Adopt a Product Management Mindset for External Data Monetization
As for other types of products, managers should start thinking strategically of how data can be monetized. This includes strategically thinking about the target group of the provided data and their needs to subsequently develop use cases and tailored data-based products. Especially in markets with competing data sources, managers should particularly clarify where the value of buying their data would be. Simply selling data to other parties may otherwise fail.

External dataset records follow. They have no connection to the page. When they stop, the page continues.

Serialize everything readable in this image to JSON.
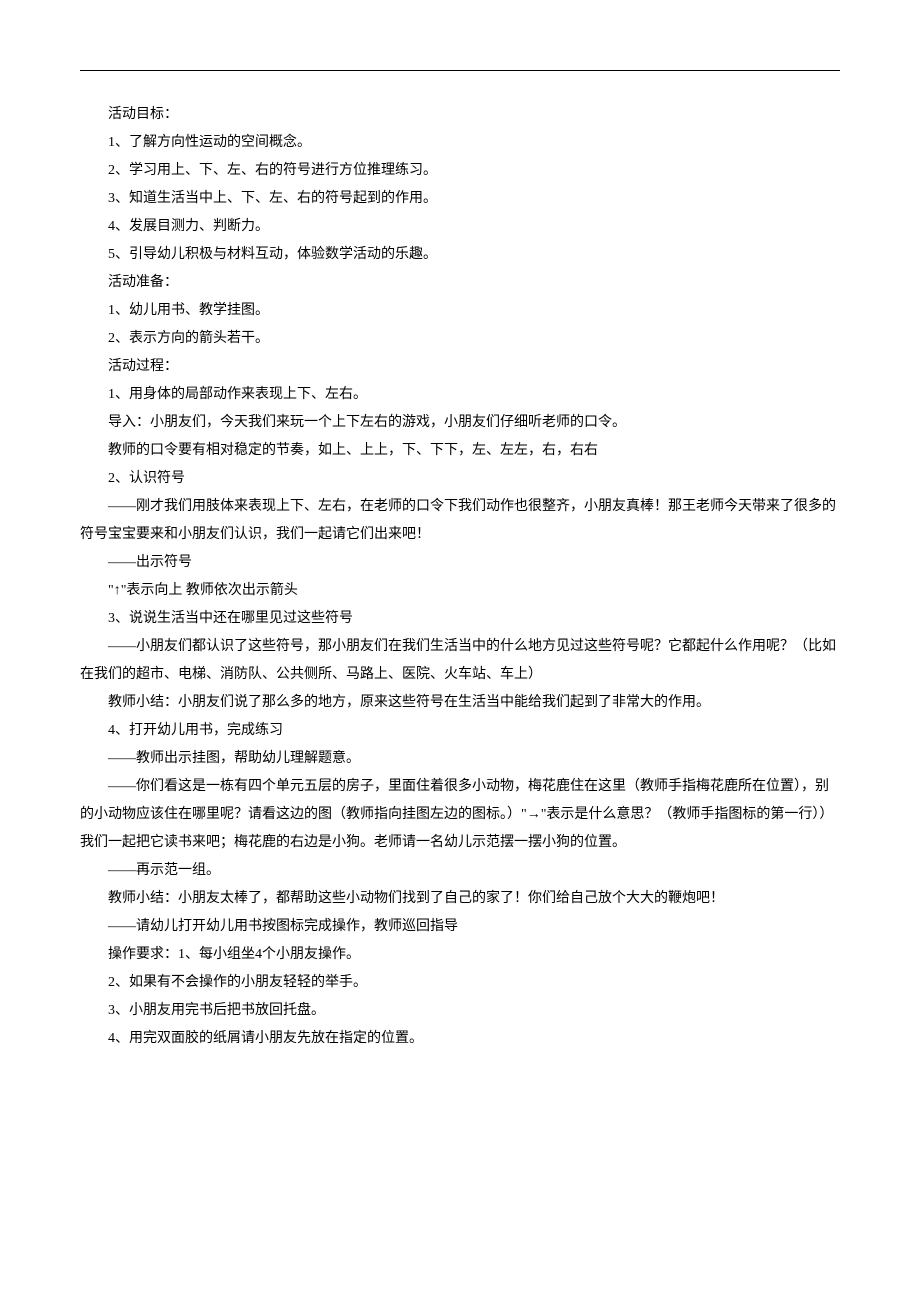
{
  "lines": [
    {
      "text": "活动目标：",
      "indent": true
    },
    {
      "text": "1、了解方向性运动的空间概念。",
      "indent": true
    },
    {
      "text": "2、学习用上、下、左、右的符号进行方位推理练习。",
      "indent": true
    },
    {
      "text": "3、知道生活当中上、下、左、右的符号起到的作用。",
      "indent": true
    },
    {
      "text": "4、发展目测力、判断力。",
      "indent": true
    },
    {
      "text": "5、引导幼儿积极与材料互动，体验数学活动的乐趣。",
      "indent": true
    },
    {
      "text": "活动准备：",
      "indent": true
    },
    {
      "text": "1、幼儿用书、教学挂图。",
      "indent": true
    },
    {
      "text": "2、表示方向的箭头若干。",
      "indent": true
    },
    {
      "text": "活动过程：",
      "indent": true
    },
    {
      "text": "1、用身体的局部动作来表现上下、左右。",
      "indent": true
    },
    {
      "text": "导入：小朋友们，今天我们来玩一个上下左右的游戏，小朋友们仔细听老师的口令。",
      "indent": true
    },
    {
      "text": "教师的口令要有相对稳定的节奏，如上、上上，下、下下，左、左左，右，右右",
      "indent": true
    },
    {
      "text": "2、认识符号",
      "indent": true
    },
    {
      "text": "——刚才我们用肢体来表现上下、左右，在老师的口令下我们动作也很整齐，小朋友真棒！那王老师今天带来了很多的符号宝宝要来和小朋友们认识，我们一起请它们出来吧！",
      "indent": true,
      "wrap": true
    },
    {
      "text": "——出示符号",
      "indent": true
    },
    {
      "text": "\"↑\"表示向上  教师依次出示箭头",
      "indent": true
    },
    {
      "text": "3、说说生活当中还在哪里见过这些符号",
      "indent": true
    },
    {
      "text": "——小朋友们都认识了这些符号，那小朋友们在我们生活当中的什么地方见过这些符号呢？它都起什么作用呢？（比如在我们的超市、电梯、消防队、公共侧所、马路上、医院、火车站、车上）",
      "indent": true,
      "wrap": true
    },
    {
      "text": "教师小结：小朋友们说了那么多的地方，原来这些符号在生活当中能给我们起到了非常大的作用。",
      "indent": true
    },
    {
      "text": "4、打开幼儿用书，完成练习",
      "indent": true
    },
    {
      "text": "——教师出示挂图，帮助幼儿理解题意。",
      "indent": true
    },
    {
      "text": "——你们看这是一栋有四个单元五层的房子，里面住着很多小动物，梅花鹿住在这里（教师手指梅花鹿所在位置），别的小动物应该住在哪里呢？请看这边的图（教师指向挂图左边的图标。）\"→\"表示是什么意思？（教师手指图标的第一行））我们一起把它读书来吧；梅花鹿的右边是小狗。老师请一名幼儿示范摆一摆小狗的位置。",
      "indent": true,
      "wrap": true
    },
    {
      "text": "——再示范一组。",
      "indent": true
    },
    {
      "text": "教师小结：小朋友太棒了，都帮助这些小动物们找到了自己的家了！你们给自己放个大大的鞭炮吧！",
      "indent": true
    },
    {
      "text": "——请幼儿打开幼儿用书按图标完成操作，教师巡回指导",
      "indent": true
    },
    {
      "text": "操作要求：1、每小组坐4个小朋友操作。",
      "indent": true
    },
    {
      "text": "2、如果有不会操作的小朋友轻轻的举手。",
      "indent": true
    },
    {
      "text": "3、小朋友用完书后把书放回托盘。",
      "indent": true
    },
    {
      "text": "4、用完双面胶的纸屑请小朋友先放在指定的位置。",
      "indent": true
    }
  ]
}
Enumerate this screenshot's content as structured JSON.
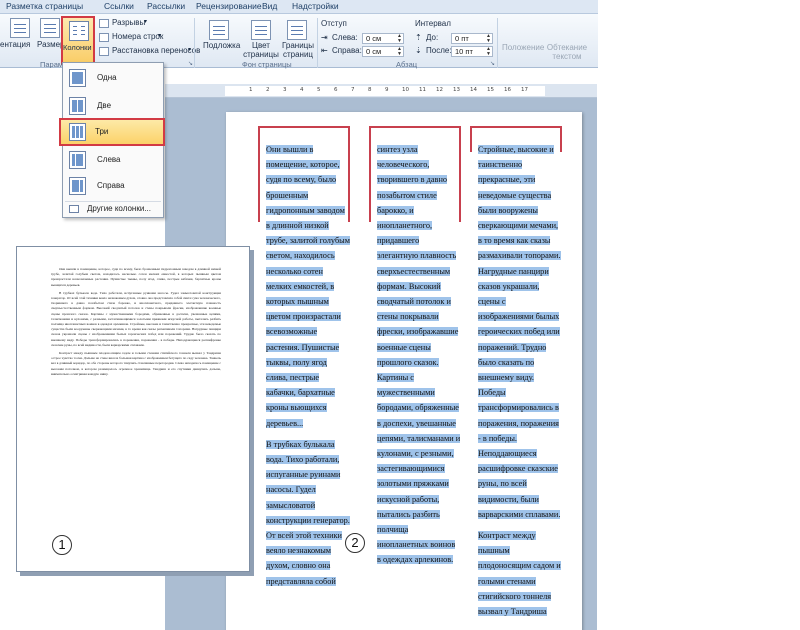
{
  "ribbon": {
    "tabs": [
      "Разметка страницы",
      "Ссылки",
      "Рассылки",
      "Рецензирование",
      "Вид",
      "Надстройки"
    ],
    "page_setup": {
      "orientation_label": "ентация",
      "size_label": "Размер",
      "columns_label": "Колонки",
      "breaks_label": "Разрывы",
      "line_numbers_label": "Номера строк",
      "hyphenation_label": "Расстановка переносов",
      "group_label": "Парамет"
    },
    "page_background": {
      "watermark_label": "Подложка",
      "page_color_label_line1": "Цвет",
      "page_color_label_line2": "страницы",
      "page_borders_label_line1": "Границы",
      "page_borders_label_line2": "страниц",
      "group_label": "Фон страницы"
    },
    "paragraph": {
      "indent_label": "Отступ",
      "left_label": "Слева:",
      "left_value": "0 см",
      "right_label": "Справа:",
      "right_value": "0 см",
      "spacing_label": "Интервал",
      "before_label": "До:",
      "before_value": "0 пт",
      "after_label": "После:",
      "after_value": "10 пт",
      "group_label": "Абзац"
    },
    "arrange": {
      "position_label": "Положение",
      "wrap_label_line1": "Обтекание",
      "wrap_label_line2": "текстом"
    }
  },
  "columns_menu": {
    "items": [
      {
        "label": "Одна"
      },
      {
        "label": "Две"
      },
      {
        "label": "Три",
        "selected": true
      },
      {
        "label": "Слева"
      },
      {
        "label": "Справа"
      }
    ],
    "more_label": "Другие колонки..."
  },
  "ruler": {
    "marks": [
      "1",
      "2",
      "3",
      "4",
      "5",
      "6",
      "7",
      "8",
      "9",
      "10",
      "11",
      "12",
      "13",
      "14",
      "15",
      "16",
      "17"
    ]
  },
  "callouts": {
    "one": "1",
    "two": "2"
  },
  "document": {
    "column1": {
      "p1": "Они вышли в помещение, которое, судя по всему, было брошенным гидропонным заводом в длинной низкой трубе, залитой голубым светом, находилось несколько сотен мелких емкостей, в которых пышным цветом произрастали всевозможные растения. Пушистые тыквы, полу ягод слива, пестрые кабачки, бархатные кроны вьющихся деревьев...",
      "p2": "В трубках булькала вода. Тихо работали, испуганные руинами насосы. Гудел замысловатой конструкции генератор. От всей этой техники веяло незнакомым духом, словно она представляла собой"
    },
    "column2": {
      "p1": "синтез узла человеческого, творившего в давно позабытом стиле барокко, и инопланетного, придавшего элегантную плавность сверхъестественным формам. Высокий сводчатый потолок и стены покрывали фрески, изображавшие военные сцены прошлого сказок. Картины с мужественными бородами, обряженные в доспехи, увешанные цепями, талисманами и кулонами, с резными, застегивающимися золотыми пряжками искусной работы, пытались разбить полчища инопланетных воинов в одеждах арлекинов."
    },
    "column3": {
      "p1": "Стройные, высокие и таинственно прекрасные, эти неведомые существа были вооружены сверкающими мечами, в то время как сказы размахивали топорами. Нагрудные панцири сказов украшали, сцены с изображениями былых героических побед или поражений. Трудно было сказать по внешнему виду. Победы трансформировались в поражения, поражения - в победы. Неподдающиеся расшифровке сказские руны, по всей видимости, были варварскими сплавами.",
      "p2": "Контраст между пышным плодоносящим садом и голыми стенами стигийского тоннеля вызвал у Тандриша"
    }
  },
  "thumbnail": {
    "paragraphs": [
      "Они вышли в помещение, которое, судя по всему, было брошенным гидропонным заводом в длинной низкой трубе, залитой голубым светом, находилось несколько сотен мелких емкостей, в которых пышным цветом произрастали всевозможные растения. Пушистые тыквы, полу ягод, слива, пестрые кабачки, бархатные кроны вьющихся деревьев.",
      "В трубках булькала вода. Тихо работали, испуганные руинами насосы. Гудел замысловатой конструкции генератор. От всей этой техники веяло незнакомым духом, словно она представляла собой синтез ума человеческого, творившего в давно позабытом стиле барокко, и инопланетного, придавшего элегантную плавность сверхъестественным формам. Высокий сводчатый потолок и стены покрывали фрески, изображавшие военные сцены прошлого сказок. Картины с мужественными бородами, обряженные в доспехи, увешанные цепями, талисманами и кулонами, с резными, застегивающимися золотыми пряжками искусной работы, пытались разбить полчища инопланетных воинов в одеждах арлекинов. Стройные, высокие и таинственно прекрасные, эти неведомые существа были вооружены сверкающими мечами, в то время как сказы размахивали топорами. Нагрудные панцири сказов украшали сцены с изображениями былых героических побед или поражений. Трудно было сказать по внешнему виду. Победы трансформировались в поражения, поражения - в победы. Неподдающиеся расшифровке сказские руны, по всей видимости, были варварскими сплавами.",
      "Контраст между пышным плодоносящим садом и голыми стенами стигийского тоннеля вызвал у Тандриша острое чувство тоски. Дальше на стене висела большая картина с изображением бегущего по саду человека. Тоннель вел в длинный коридор, по обе стороны которого тянулись стеклянные перегородки. Слева находилось помещение с высоким потолком, в котором размещалось огромное хранилище. Тандриш и его спутники двинулись дальше, внимательно осматривая каждую нишу."
    ]
  },
  "colors": {
    "accent_red": "#d23a44",
    "selection_blue": "#9fc3ea",
    "ribbon_blue": "#dde7f3"
  }
}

Focus on Strong Leadership towards Data Monetization
Finally, data monetization also demands committed leaders who can implement technological and organizational changes to create a significant new value proposition based on data. This is also necessary to avoid a lack of unaccountability with respect to data monetization as it often touches multiple departments. It is in any company’s best interest to have managers that implement best practices based on capturing the correct data and teaching staff how to utilize such to accomplish goals that outperform current objectives.
Conclusion
Data is more and more being viewed as a valuable resource that can be a significant source of competitive advantage and profit. Our review shows that there are various ways in which data can be used to create real financial value. Especially the external data monetization market is expected to grow significantly in the upcoming years and allows companies to access further revenue sources. However, major obstacles like an unclear and shattered legal environment as well as company internal data accessibility and quality issues hinder the current development. Managers can use data value chain models like the one developed by Faroukhi et al. (2020a) as a guideline to move from internally available data to insight and value to be monetized. Furthermore, managers should adopt a product management mindset for data and focus on strong leadership to manage to change to a more data-driven business model.